Evening, our loyal followers. This bulletin comes a few days early, as no new tech is expected for the rest of the week, just testing and tuning.
These weeks were about lighting, and now we have a running light prepass system. It could be described as more of a hybrid, read on to find out the butler did it.
So what is light prepass?
In traditional forward lighting, you draw every mesh, and each mesh runs a loop over all lights to see if they happen to touch it. As you can imagine, this is inefficient the moment you have more than one light.
The first good solution to this, deferred rendering, draws the mesh data to a set of temp buffers containing the position, normal, and other values. Lights are additively blended to the main image based on the values in the temp buffers.
It works, but it's inflexible in the amount of material variation it can do. Light prepass was designed to be both scalable and flexible.
In light prepass, less mesh data is saved: normal and depth only. The lights are additively blended to a light buffer, then the meshes are drawn, and they decide what to do with the gathered amount of light.
Our new system is light prepass, but by default it avoids the double draw of each mesh, blending the lights with a standard screen quad.
The moment the flexibility is needed, a mesh can draw itself and interpret the light data as it sees fit; but by default, there is only one draw call, as most meshes use the light data in a standard way.
Here we have the first step, ambient light, working. Yours truly has a fascination with the color red; he thinks nothing more of it, perhaps he should.

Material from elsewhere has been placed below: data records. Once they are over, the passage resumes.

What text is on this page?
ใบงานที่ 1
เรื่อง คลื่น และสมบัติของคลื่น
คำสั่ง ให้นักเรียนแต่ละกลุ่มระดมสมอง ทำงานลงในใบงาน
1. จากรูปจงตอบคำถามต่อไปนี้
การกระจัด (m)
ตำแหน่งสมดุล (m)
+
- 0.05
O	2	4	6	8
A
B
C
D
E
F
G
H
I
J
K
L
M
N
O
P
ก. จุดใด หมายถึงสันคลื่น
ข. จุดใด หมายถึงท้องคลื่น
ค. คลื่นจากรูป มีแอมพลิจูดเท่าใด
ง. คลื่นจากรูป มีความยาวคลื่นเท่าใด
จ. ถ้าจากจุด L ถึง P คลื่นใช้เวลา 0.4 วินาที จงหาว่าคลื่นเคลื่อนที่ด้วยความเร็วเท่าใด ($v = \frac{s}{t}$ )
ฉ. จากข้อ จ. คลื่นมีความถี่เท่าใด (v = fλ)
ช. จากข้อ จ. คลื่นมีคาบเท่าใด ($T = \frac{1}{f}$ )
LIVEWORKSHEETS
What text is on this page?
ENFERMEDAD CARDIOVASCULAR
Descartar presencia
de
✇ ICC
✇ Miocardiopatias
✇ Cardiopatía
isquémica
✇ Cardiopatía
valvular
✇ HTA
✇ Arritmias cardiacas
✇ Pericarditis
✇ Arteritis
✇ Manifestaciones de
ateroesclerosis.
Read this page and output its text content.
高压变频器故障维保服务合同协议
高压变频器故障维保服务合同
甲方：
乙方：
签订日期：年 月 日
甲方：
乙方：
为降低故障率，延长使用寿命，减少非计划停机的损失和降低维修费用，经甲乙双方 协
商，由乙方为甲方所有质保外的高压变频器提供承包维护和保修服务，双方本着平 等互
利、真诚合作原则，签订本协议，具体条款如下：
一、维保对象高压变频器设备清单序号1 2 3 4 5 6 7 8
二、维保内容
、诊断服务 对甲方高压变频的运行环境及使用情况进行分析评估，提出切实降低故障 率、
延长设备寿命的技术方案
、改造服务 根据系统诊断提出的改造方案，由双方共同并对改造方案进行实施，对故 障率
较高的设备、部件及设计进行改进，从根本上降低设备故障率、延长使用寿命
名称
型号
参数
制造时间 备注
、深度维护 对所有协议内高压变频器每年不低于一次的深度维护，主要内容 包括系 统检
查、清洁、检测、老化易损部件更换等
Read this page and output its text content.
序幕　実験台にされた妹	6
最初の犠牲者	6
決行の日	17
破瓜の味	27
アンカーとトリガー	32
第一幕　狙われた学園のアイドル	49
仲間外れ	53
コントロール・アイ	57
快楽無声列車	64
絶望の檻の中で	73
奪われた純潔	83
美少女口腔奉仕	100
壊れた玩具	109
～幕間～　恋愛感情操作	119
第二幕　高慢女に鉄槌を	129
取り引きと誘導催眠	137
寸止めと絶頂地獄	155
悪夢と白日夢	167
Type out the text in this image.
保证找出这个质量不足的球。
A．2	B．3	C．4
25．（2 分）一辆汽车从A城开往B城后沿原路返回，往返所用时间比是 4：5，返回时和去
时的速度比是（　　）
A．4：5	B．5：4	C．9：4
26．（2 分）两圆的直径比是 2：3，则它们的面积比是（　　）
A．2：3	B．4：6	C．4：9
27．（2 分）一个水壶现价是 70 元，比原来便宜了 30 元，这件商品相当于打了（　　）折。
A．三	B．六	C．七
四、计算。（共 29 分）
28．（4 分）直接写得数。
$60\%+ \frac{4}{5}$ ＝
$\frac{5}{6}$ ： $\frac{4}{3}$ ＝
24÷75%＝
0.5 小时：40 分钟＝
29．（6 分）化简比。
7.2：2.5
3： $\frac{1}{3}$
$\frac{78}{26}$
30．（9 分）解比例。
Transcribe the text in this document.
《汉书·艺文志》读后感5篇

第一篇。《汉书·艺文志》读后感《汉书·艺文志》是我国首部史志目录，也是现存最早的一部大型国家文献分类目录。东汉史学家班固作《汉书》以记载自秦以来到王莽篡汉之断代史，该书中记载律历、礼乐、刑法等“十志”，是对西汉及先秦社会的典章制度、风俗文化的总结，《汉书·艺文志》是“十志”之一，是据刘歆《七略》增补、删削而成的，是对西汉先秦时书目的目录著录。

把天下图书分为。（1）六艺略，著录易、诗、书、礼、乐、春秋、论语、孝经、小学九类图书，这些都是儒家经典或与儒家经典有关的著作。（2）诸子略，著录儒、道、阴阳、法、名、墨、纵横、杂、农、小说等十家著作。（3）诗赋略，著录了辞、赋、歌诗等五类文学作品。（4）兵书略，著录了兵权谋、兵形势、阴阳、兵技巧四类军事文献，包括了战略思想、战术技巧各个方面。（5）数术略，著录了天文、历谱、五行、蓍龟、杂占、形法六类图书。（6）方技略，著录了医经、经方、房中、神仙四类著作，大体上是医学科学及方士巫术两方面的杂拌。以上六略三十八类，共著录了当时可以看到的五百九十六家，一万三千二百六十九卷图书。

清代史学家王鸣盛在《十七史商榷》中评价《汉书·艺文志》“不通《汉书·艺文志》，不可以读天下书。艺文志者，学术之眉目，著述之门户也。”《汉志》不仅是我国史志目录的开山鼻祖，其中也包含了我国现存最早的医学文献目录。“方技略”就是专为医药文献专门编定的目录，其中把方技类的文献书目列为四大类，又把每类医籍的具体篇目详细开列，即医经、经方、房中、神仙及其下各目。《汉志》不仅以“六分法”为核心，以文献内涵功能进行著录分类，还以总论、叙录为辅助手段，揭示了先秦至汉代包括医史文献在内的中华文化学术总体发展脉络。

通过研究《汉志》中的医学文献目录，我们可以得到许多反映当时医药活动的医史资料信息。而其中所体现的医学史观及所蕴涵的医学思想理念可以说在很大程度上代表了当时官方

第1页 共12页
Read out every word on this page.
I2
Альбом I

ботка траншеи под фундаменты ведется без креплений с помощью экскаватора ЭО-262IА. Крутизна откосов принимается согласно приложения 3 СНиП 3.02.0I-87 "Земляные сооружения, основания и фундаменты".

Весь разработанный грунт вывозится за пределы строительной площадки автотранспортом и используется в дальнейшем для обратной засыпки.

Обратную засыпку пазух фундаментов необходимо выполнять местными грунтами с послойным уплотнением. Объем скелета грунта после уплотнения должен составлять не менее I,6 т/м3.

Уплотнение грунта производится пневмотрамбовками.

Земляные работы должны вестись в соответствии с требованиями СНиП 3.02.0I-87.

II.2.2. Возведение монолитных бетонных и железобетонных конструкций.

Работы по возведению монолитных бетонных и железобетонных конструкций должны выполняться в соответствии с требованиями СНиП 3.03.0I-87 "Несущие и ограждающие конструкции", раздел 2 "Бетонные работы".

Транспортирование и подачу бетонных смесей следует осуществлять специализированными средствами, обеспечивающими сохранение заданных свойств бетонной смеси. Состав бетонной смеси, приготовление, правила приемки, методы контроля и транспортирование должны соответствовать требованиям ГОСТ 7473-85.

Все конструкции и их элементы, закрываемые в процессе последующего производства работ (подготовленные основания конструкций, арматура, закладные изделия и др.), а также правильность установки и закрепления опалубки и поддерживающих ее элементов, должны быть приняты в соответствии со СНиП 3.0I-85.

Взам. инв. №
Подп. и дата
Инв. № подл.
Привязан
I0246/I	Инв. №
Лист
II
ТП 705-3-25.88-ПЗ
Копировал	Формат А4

It's a normal world. This is a new debug view, showing what a normal world looks like, on a normal day. It has already revealed issues with two karts, which would have made them react badly to light (think badgers and mushrooms).
The next frontier after ambient light, point lights. The picture is from a new old map, red light district, with kindly visualized lights.
The other topic for this biweekly session was rim lighting for the karts.
First, one needed to identify the karts, and paint them in this spring's fashionable colors. It may look like red to the untrained eye, but in reality it's a mix of Indian red, crimson, and salmon, with just a hint of blueberry and salvia.
Rim lighting in the graphical world is a trick with normals. You compare the surface's normal with the direction to the camera, and visualize the difference with suitable colors, giving each kart a bit of shiny edges.
That's it folks, a short post this time.